We offer storing and analyzing big amount of structured, unstructured and genomic data on distributed, fault tolerance, and highly available systems. Our team takes advantage of Machine Learning, Natural Language Processing and Data Mining algorithms to analyze big datasets in a timely fashion and provides access to the results on the cloud. We provide real-time information streaming of high throughput systems by storing and analyzing data in a distributed environment. Our technology allows data to be stored in SQL, NoSQL, graph and schema-free formats on distributed file systems.


  • Amazon AWS setup
  • Storing huge amount of information on fault tolerance, highly available systems in tabular, graph or NoSQL databases
  • Designing algorithms to extract and analyze information in big databases
  • Storage and real-time analysis of huge streaming data
  • Develop and/or refine algorithms to automate research data workflow processes

Case Studies

Big data storage and access management (such as genomics and clinical data)​: provide solutions to easily store and manage terrabytes of data.

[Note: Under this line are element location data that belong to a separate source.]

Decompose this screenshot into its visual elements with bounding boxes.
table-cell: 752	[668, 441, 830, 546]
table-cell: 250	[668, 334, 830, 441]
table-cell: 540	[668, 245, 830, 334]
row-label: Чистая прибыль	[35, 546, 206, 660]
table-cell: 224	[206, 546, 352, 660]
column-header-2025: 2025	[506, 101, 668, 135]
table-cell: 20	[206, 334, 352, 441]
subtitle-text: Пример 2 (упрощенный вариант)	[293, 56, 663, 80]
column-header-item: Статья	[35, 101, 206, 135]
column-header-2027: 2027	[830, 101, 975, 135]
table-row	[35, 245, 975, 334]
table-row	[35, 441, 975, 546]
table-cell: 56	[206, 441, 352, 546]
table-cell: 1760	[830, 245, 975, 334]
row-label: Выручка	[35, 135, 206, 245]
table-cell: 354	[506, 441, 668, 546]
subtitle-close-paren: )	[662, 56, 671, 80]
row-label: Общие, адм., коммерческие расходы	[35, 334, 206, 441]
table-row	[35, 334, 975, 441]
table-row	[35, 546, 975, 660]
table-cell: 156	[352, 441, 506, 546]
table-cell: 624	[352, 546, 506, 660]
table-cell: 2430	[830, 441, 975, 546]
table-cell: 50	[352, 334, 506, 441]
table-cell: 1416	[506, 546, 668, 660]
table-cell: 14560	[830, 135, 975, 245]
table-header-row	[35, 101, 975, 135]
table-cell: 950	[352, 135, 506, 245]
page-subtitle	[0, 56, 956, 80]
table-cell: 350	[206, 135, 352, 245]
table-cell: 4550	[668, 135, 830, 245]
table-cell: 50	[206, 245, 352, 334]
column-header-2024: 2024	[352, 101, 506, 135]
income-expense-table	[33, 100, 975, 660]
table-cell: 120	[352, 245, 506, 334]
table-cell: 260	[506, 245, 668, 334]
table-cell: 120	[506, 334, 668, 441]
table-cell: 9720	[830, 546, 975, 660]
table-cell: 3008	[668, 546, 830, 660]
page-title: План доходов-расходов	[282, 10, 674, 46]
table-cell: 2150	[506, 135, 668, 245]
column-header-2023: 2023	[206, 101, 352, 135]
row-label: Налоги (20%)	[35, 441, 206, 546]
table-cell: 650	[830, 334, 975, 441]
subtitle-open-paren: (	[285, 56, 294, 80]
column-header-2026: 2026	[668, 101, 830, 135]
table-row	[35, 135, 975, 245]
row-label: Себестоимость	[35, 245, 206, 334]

High throughput instruments generate a bulk of data. Some of the solutions being looked at currently are to use a cloud based solution, distributed data management using Hadoop like system and traditional high performance computing.​

Genome Archiving Communication System: Researchers at Nationwide Children’s Hospital complete a first-of-its-kind project to evaluate a large-scale genomic data management system on the scale of up to one million genomes.